Vu l'appel interjeté le 22 juillet 2015 par la société Commend France contre cette décision ;
Vu les dernières conclusions signifiées par la société Commend France le 16 février 2016 dans lesquelles il est demandé à la cour de :
A titre principal,
infirmer en toutes ses dispositions le jugement ;
Statuant à nouveau
dire prescrite l'action de M. X et en conséquence rejeter l'ensemble de ses demandes ;
annuler le procès-verbal d'huissier de justice établi le 8 décembre 2015 par Me C. ou subsidiairement le dire dépourvu de toute valeur probatoire.
A titre subsidiaire,
- infirmer ledit jugement en ce qu'il a confié pour mission à l'expert de :
" (...) détailler le domaine d'exclusivité de M. X au titre de l'article 1 du contrat d'agent commercial en date de 15 mai 2000 ;
vérifier si ce secteur a été modifié depuis cette date et singulièrement entre 2010 et 2015 par voie d'avenant ;
d'établir pour cette période et relativement à son secteur géographique déterminé, la liste détaillée des opérations qu'il a conclues en distinguant celles entrant selon lui dans son champ d'exclusivité, celles qui ne s'y rapportent pas mais qu'il a directement amenées et acceptées ou exécutées par la société Commend France, celles qui tout en entrant dans son secteur ont été traitées par la société Commend France ;
proposer, en fonction de cet inventaire, pour chaque dossier une liquidation de la commission due en application de l'article 3 du contrat d'agence (...) ".

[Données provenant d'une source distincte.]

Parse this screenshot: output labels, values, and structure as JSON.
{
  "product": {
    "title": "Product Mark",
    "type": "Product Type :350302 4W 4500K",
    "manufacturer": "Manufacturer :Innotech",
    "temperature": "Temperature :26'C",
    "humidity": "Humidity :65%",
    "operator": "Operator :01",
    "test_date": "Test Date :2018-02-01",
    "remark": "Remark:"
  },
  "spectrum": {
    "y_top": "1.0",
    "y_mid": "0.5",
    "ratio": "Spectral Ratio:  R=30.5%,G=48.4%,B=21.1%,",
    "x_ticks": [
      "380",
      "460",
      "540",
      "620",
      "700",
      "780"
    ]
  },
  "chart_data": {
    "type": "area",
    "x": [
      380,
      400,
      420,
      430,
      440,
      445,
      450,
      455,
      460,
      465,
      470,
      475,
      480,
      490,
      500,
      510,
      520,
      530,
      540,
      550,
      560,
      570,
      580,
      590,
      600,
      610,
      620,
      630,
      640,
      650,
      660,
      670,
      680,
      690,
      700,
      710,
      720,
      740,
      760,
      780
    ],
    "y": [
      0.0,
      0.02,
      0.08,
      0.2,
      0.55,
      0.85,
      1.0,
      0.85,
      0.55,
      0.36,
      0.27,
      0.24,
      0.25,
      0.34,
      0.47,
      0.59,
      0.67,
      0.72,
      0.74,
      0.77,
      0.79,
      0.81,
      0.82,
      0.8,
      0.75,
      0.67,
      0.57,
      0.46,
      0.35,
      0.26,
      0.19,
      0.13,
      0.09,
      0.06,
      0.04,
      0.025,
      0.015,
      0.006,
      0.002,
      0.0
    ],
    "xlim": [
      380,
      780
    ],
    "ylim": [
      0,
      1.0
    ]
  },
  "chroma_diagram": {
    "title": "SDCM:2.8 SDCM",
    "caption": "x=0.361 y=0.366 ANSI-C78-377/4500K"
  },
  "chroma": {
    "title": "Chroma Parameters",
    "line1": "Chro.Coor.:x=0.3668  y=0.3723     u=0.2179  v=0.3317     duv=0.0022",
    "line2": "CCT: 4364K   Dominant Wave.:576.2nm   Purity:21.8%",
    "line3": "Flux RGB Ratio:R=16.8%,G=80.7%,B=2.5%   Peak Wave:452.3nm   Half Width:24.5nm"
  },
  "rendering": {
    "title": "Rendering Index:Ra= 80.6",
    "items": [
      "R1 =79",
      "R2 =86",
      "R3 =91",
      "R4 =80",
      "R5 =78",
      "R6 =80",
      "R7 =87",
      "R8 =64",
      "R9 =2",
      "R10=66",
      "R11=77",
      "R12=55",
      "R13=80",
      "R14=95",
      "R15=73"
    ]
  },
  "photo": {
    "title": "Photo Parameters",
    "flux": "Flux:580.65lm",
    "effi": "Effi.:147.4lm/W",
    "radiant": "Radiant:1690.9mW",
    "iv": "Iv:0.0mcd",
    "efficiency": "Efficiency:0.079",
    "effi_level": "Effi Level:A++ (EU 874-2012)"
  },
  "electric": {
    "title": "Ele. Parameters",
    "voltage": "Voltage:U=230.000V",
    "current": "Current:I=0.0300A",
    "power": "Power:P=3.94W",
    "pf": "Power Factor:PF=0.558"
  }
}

- rejeter les demandes de résiliation judiciaire et d'indemnisation présentées par M. X tant au titre de la rupture de son contrat que de la prétendue exécution " déloyale " de celui-ci ;
- rejeter les demandes de rappel de commissions présentées par M. X ;
- rejeter les demandes de communication de pièces de M. X ;
A titre infiniment subsidiaire,
- dire quérable l'obligation de communication des justificatifs de commission et donner acte à Commend France qu'elle tient, dans ses locaux, à la disposition de M. X les documents comptables justifiant le calcul de ses commissions ;
- dire que l'expert désigné aura pour mission de :
se faire communiquer l'ensemble des pièces détenues par les parties utiles à ses investigations sans que puisse lui être opposé le secret professionnel, bancaire ou fiscal, et fait injonction aux parties d'y procéder sur simple demande de l'expert ;
prendre connaissance du dossier et convoquer les parties et leurs conseils les entendre ;
se faire communiquer par M. X la liste des clients dont il estime être à l'origine pour les départements listés à l'article 1er du contrat du 15 mai 2000, en distinguant les clients dont l'origine est selon M. X antérieure au 1er novembre 1999 ;
se faire communiquer par chacune des deux parties au litige et pour chaque client nommé par M. X les éléments justifiant selon elle que M. X soit considéré comme à l'origine du client ou soit exclu de cette qualification ;
élaborer un rapport de synthèse distinguant parmi les clients précités ceux dont M. X n'est pas contesté être à l'origine et faisant apparaitre pour les autres les justificatifs et arguments opposés par les parties ;
faire un état des commissions effectivement versées par la société Commend France pour la même période ;
proposer, après imputation des sommes dues et des sommes versées par la société Commend France à M. X, un état liquidatif de leur comptes en faisant apparaître le solde susceptible de revenir à M. X ;
fournir au tribunal tous éléments lui permettant d'apprécier le préjudice subi par M. X en raison de la rupture du contrat, notamment en termes de pertes de toutes les rémunérations acquises lors de l'activité développée dans l'intérêt commun des parties sans qu'il y ait lieu de distinguer selon leur nature mais incluant tous les éléments de la rémunération de l'agent pendant l'exécution du contrat ;
proposer sur cette base et selon les usages de la profession un montant d'indemnisation ;
rappeler que la définition du périmètre de l'exclusivité limitée reconnue à M. X par l'article 1er du contrat du 15 mai 2000 et la qualification de " client dont M. X est à l'origine " au sens de ce même article relève du pouvoir exclusif des tribunaux.
Reconventionnellement,
évoquer l'ensemble des points non jugés en première instance, par application de l'article 568 du Code de procédure civile ;
réviser le taux des commissions dues à M. X et dire que le taux de commission dû à M. X pour les affaires qu'il a initiées sera égal au quart du taux prévu à l'article 3 du contrat du 15 mai 2000 ;
préciser en outre que cette révision prendra effet à compter du 5 juillet 2011, date à laquelle M. X a estimé une première fois son contrat rompu et à laquelle il confiait déjà ses chiffrages à la société Commend France, et, subsidiairement, du 13 juillet 2012, date à laquelle M. X indique n'avoir plus d'appel alors que son rôle n'est pas d'attendre les appels mais de prendre lui-même l'initiative d'appeler, et, plus subsidiairement, du 13 novembre 2013, date à laquelle M. X demande encore une fois à la société Commend France de faire un devis à sa place ;
condamner M. X à verser à la société Commend France une indemnité de 30 000 euros.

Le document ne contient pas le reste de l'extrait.